You can safely omit <labels> and / or <configuration> tags for node migration - then all columns will be migrated and no labels will be added to generated nodes.

If you want to migrate relationships, you need to add labels to ensure type of nodes to be connected. You can omit this tag if you sure that all of your nodes have unique id.

Note that at first we exclude columns and only after rename them. So if you will rename excluded columns, it was excluded and no columns with this name will be renamed.

We first handle <skip> rows, it means if row matches <skip> rule and it matches <follow> rule, it won`t be migrated.

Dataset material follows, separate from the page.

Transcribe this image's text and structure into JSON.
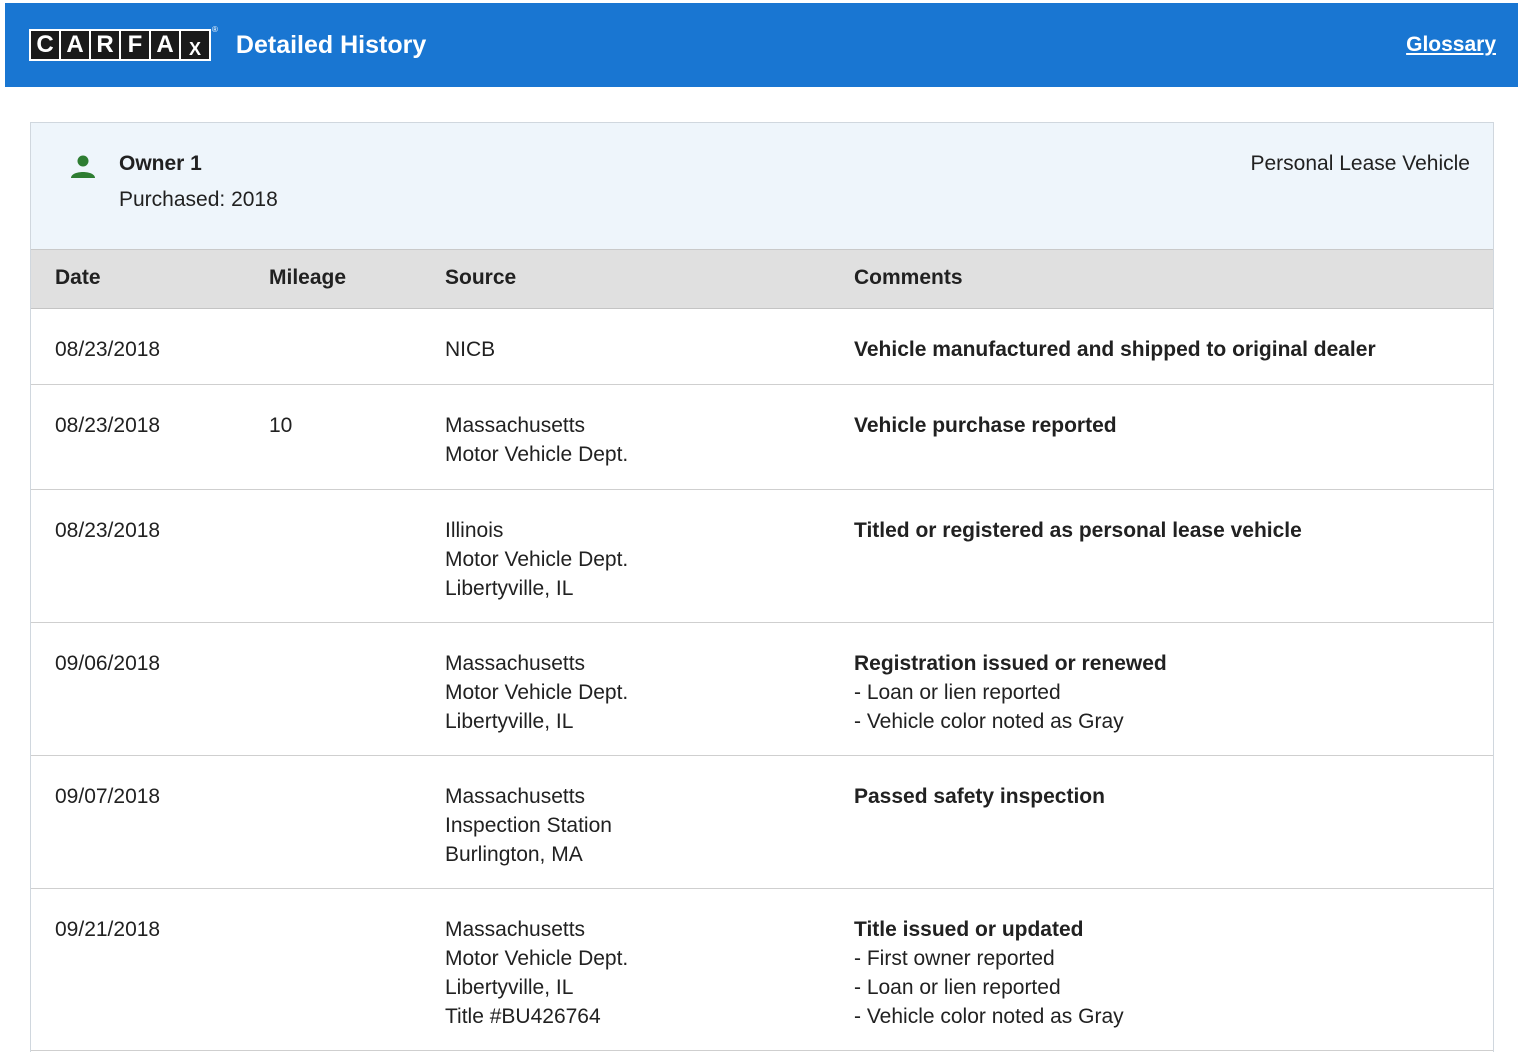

By providing several values for one column, they are considered as array of available values. If this array contains cell value, <skip> rule will skip this row, <follow> rule will follow this row.

We handle Postgres types in generated JSON the following way:

  • integer, bigserial, biginteger are considered numeric values
  • bool, boolean are considered boolean values
  • timestamp, timestamp without time zone as timestamp
  • other types - strings.

If there are null in cell, we store this as null too, so it won`t be saved to node.

We recommend to fill up all tags to be sure that correct data will be saved to Neo4j.

How it works?

Migration is working by generating and executing script. It dumps Postgres database to *.csv file in /dump folder, so app must have access to write in current directory. After it, these files are read and uploaded to Neo4j.

These migration files are not deleted after script execution. So you can see what data was dumped and uploaded to Neo4j.

Relationship migration is provided by matching nodes with provided primary key. So if some of your nodes have similar id, relationship will be added to each of them. It can be avoided but providing <sourceLabel> and <targetLabel> tags.

We parse timestamp from database then format it to provided time format ( from optional <timeFormat> tag).

If no exceptions were thrown, you will see messages in logs with amount of created nodes and relationships.